Thomas: Very interesting. One of our speakers on the same stage was saying this morning, like, I don't want to ever have to book travel again. Here's where I need to go and here's the budget. So and by the way, the partnership between NVIDIA and Domino, it's exactly in enabling these use cases, bringing the people, the processes with the technology and then together we're bringing you an art of the possible that then you can take into your Into your business.

Last question because I know we just had you for half an hour. I want to stay true to my promise. What we have in front of us, data science leaders, IT leaders who are involved in AI, what is your advice to them in terms of leading the charge, leading the transformation, making this world that you described a reality in their businesses?

Malcolm: So, it's a great question, Thomas. Number one, you have to prioritize. Our teams will engage with firms and our goal is to educate, inspire, and help you learn how to use the platform and how to leverage partners like Domino Data Lab in that process so that you can do it efficiently, so that you're getting the most out of the technology.

So number one is to prioritize. When we do that, what tends to happen is there are lots of ideas on how to use the technology. And you've kind of got to wrestle amongst yourselves — what are the best ideas, and how do you define best? It'd probably be a little bit different for each firm. But you want to definitely be able to show either productivity gains, efficiency gains, or even revenue gains. So the first thing is to prioritize. The second thing is to create a place for your people to experiment. I can't emphasize this enough.
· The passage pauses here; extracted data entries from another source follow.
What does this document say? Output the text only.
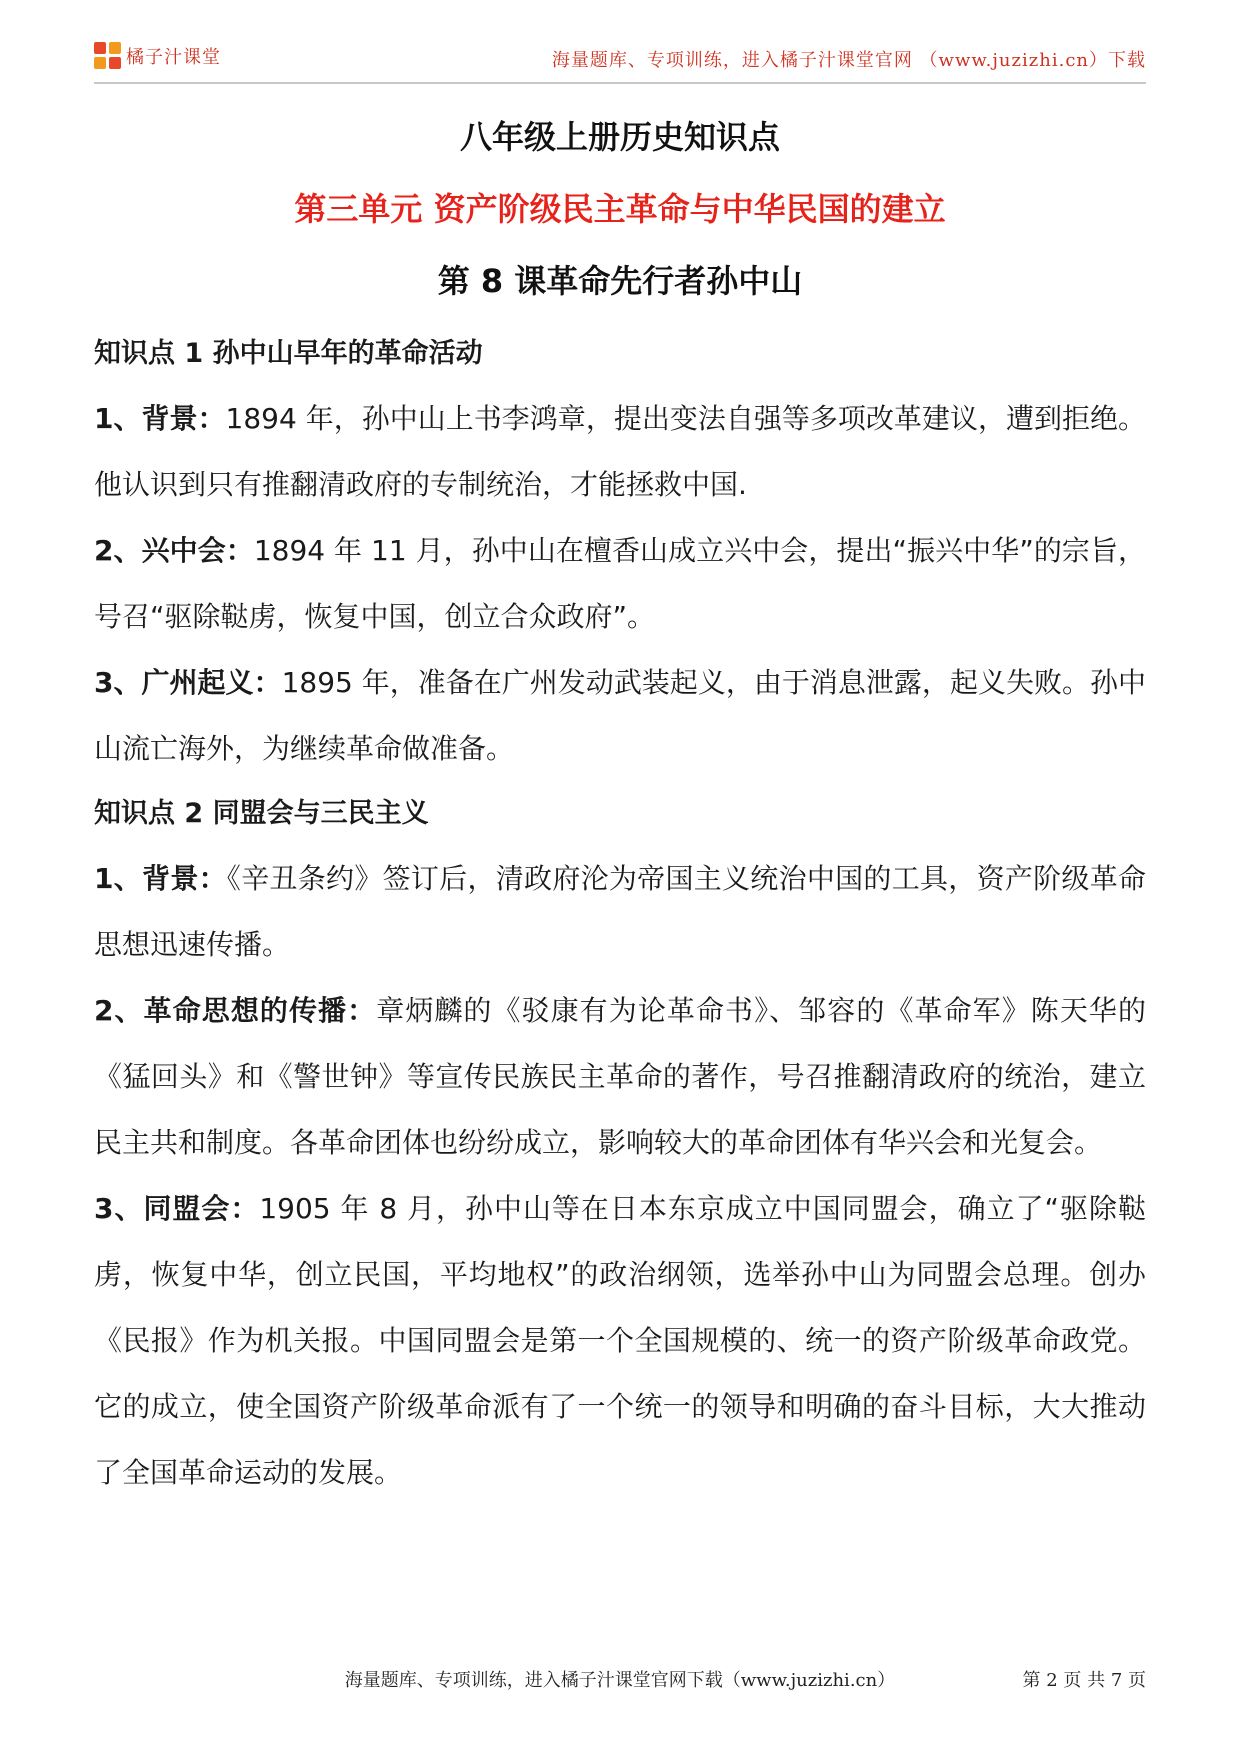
橘子汁课堂	海量题库、专项训练，进入橘子汁课堂官网 （www.juzizhi.cn）下载
八年级上册历史知识点
第三单元 资产阶级民主革命与中华民国的建立
第 8 课革命先行者孙中山

知识点 1 孙中山早年的革命活动

1、背景：1894 年，孙中山上书李鸿章，提出变法自强等多项改革建议，遭到拒绝。他认识到只有推翻清政府的专制统治，才能拯救中国.

2、兴中会：1894 年 11 月，孙中山在檀香山成立兴中会，提出“振兴中华”的宗旨，号召“驱除鞑虏，恢复中国，创立合众政府”。

3、广州起义：1895 年，准备在广州发动武装起义，由于消息泄露，起义失败。孙中山流亡海外，为继续革命做准备。

知识点 2 同盟会与三民主义

1、背景：《辛丑条约》签订后，清政府沦为帝国主义统治中国的工具，资产阶级革命思想迅速传播。

2、革命思想的传播：章炳麟的《驳康有为论革命书》、邹容的《革命军》陈天华的《猛回头》和《警世钟》等宣传民族民主革命的著作，号召推翻清政府的统治，建立民主共和制度。各革命团体也纷纷成立，影响较大的革命团体有华兴会和光复会。

3、同盟会：1905 年 8 月，孙中山等在日本东京成立中国同盟会，确立了“驱除鞑虏，恢复中华，创立民国，平均地权”的政治纲领，选举孙中山为同盟会总理。创办《民报》作为机关报。中国同盟会是第一个全国规模的、统一的资产阶级革命政党。它的成立，使全国资产阶级革命派有了一个统一的领导和明确的奋斗目标，大大推动了全国革命运动的发展。

海量题库、专项训练，进入橘子汁课堂官网下载（www.juzizhi.cn）	第 2 页 共 7 页
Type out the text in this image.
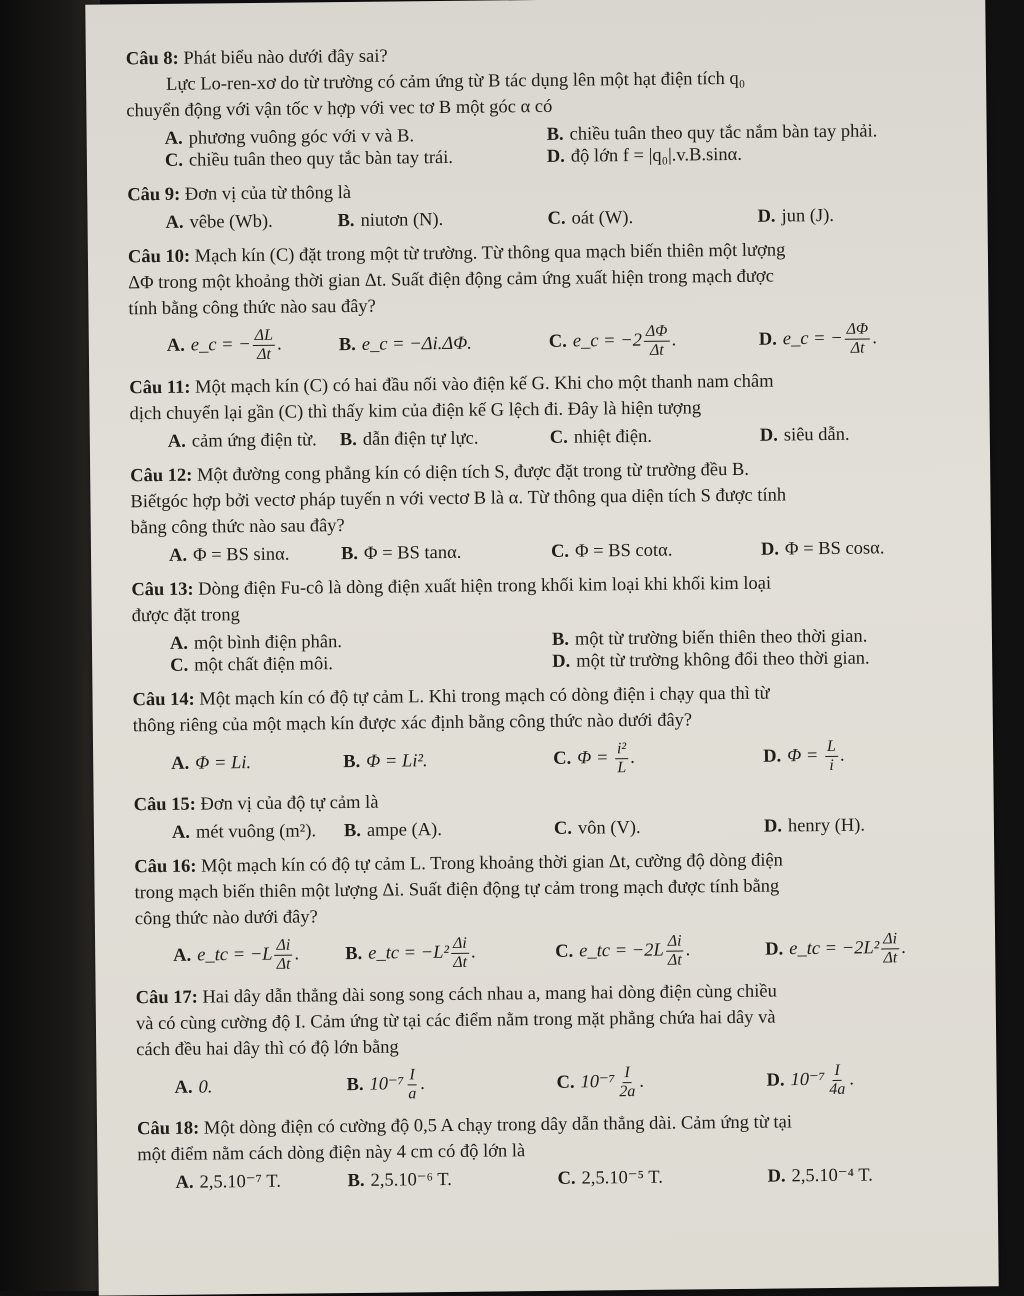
Câu 8: Phát biểu nào dưới đây sai?
Lực Lo-ren-xơ do từ trường có cảm ứng từ B tác dụng lên một hạt điện tích q₀
chuyển động với vận tốc v hợp với vec tơ B một góc α có
A. phương vuông góc với v và B.	B. chiều tuân theo quy tắc nắm bàn tay phải.
C. chiều tuân theo quy tắc bàn tay trái.	D. độ lớn f = |q₀|.v.B.sinα.
Câu 9: Đơn vị của từ thông là
A. vêbe (Wb).	B. niutơn (N).	C. oát (W).	D. jun (J).
Câu 10: Mạch kín (C) đặt trong một từ trường. Từ thông qua mạch biến thiên một lượng
ΔΦ trong một khoảng thời gian Δt. Suất điện động cảm ứng xuất hiện trong mạch được
tính bằng công thức nào sau đây?
A. e_c = − $\frac{\Delta L}{\Delta t}$ .	B. e_c = −Δi.ΔΦ.	C. e_c = $-2 \frac{\Delta\Phi}{\Delta t}$ .	D. e_c = − $\frac{\Delta\Phi}{\Delta t}$ .
Câu 11: Một mạch kín (C) có hai đầu nối vào điện kế G. Khi cho một thanh nam châm
dịch chuyển lại gần (C) thì thấy kim của điện kế G lệch đi. Đây là hiện tượng
A. cảm ứng điện từ.	B. dẫn điện tự lực.	C. nhiệt điện.	D. siêu dẫn.
Câu 12: Một đường cong phẳng kín có diện tích S, được đặt trong từ trường đều B.
Biếtgóc hợp bởi vectơ pháp tuyến n với vectơ B là α. Từ thông qua diện tích S được tính
bằng công thức nào sau đây?
A. Φ = BS sinα.	B. Φ = BS tanα.	C. Φ = BS cotα.	D. Φ = BS cosα.
Câu 13: Dòng điện Fu-cô là dòng điện xuất hiện trong khối kim loại khi khối kim loại
được đặt trong
A. một bình điện phân.	B. một từ trường biến thiên theo thời gian.
C. một chất điện môi.	D. một từ trường không đổi theo thời gian.
Câu 14: Một mạch kín có độ tự cảm L. Khi trong mạch có dòng điện i chạy qua thì từ
thông riêng của một mạch kín được xác định bằng công thức nào dưới đây?
A. Φ = Li.	B. Φ = Li².	C. $\Phi = \frac{\text{i²}}{L}$ .	D. $\Phi = \frac{L}{i}$ .
Câu 15: Đơn vị của độ tự cảm là
A. mét vuông (m²).	B. ampe (A).	C. vôn (V).	D. henry (H).
Câu 16: Một mạch kín có độ tự cảm L. Trong khoảng thời gian Δt, cường độ dòng điện
trong mạch biến thiên một lượng Δi. Suất điện động tự cảm trong mạch được tính bằng
công thức nào dưới đây?
A. e_tc = $-L \frac{\Delta i}{\Delta t}$ .	B. e_tc = $-L^2 \frac{\Delta i}{\Delta t}$ .	C. e_tc = $-2L \frac{\Delta i}{\Delta t}$ .	D. e_tc = $-2L^2 \frac{\Delta i}{\Delta t}$ .
Câu 17: Hai dây dẫn thẳng dài song song cách nhau a, mang hai dòng điện cùng chiều
và có cùng cường độ I. Cảm ứng từ tại các điểm nằm trong mặt phẳng chứa hai dây và
cách đều hai dây thì có độ lớn bằng
A. 0.	B. $10^{-7} \frac{I}{a}$ .	C. $10^{-7} \frac{I}{2a}$ .	D. $10^{-7} \frac{I}{4a}$ .
Câu 18: Một dòng điện có cường độ 0,5 A chạy trong dây dẫn thẳng dài. Cảm ứng từ tại
một điểm nằm cách dòng điện này 4 cm có độ lớn là
A. 2,5.10⁻⁷ T.	B. 2,5.10⁻⁶ T.	C. 2,5.10⁻⁵ T.	D. 2,5.10⁻⁴ T.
I don't know if you're familiar with a new research group out of England called Evident AI. They've been around now since a little bit before ChatGPT, but that really put them front and center. They have a maturity model, an AI maturity model, and they look at a number of different attributes on how companies, how the largest banks in the world are maturing in their use of AI. They look at how much research papers you're publishing. They look at the patents you're filing. They look at how many data science recruitment slots you have publicly, and on and on.

And I think bringing in and growing your AI literacy has to be a top priority for everyone. And you can't do that if you don't have a place for people to experiment. So that can be in cloud, that can be on-prem, but if your data scientists and your business practitioners can't get the job done, they're going to go somewhere else. We hear from the companies that come and see us, one of the interview questions now from data scientists out of university is, what kind of compute do you have? And if the answer's not accelerated compute, you're going to have a really hard time recruiting them. So create a place where your people can experiment and build your AI literacy. It doesn't mean you have to rush things to production, but learning the technology, learning how to use the capabilities, putting in place the right safeguards from a data lineage, data governance, from an MLOps perspective. All of that, get all of that in place, get all that infrastructure built out.

And then the last thing is, and this isn't really advice, this is just kind of calling out the obvious, I think. We like to talk about credit risk, market risk, opportunity risk, counterparty risk, operational risk, cyber-risk, I don't see any headlines talking about the risk of falling behind. Well, let me tell you what that looks like.

I was in London two weeks ago and having a cup of coffee early in the morning, looking at the Financial Times and right on the front cover, it's large multinational global car auto manufacturer was announcing a 20% drop in profit. And in the article, it essentially said that they were now doubling their investment in AI and electronic vehicles. Well, it's too late. That's what falling behind looks like. Maybe you can muscle your way back. But you need to build the capabilities today. We exist to build and to help. So we're happy to engage. And I have enjoyed this discussion. Thanks a lot.

Well, Malcolm, thanks so much for joining us.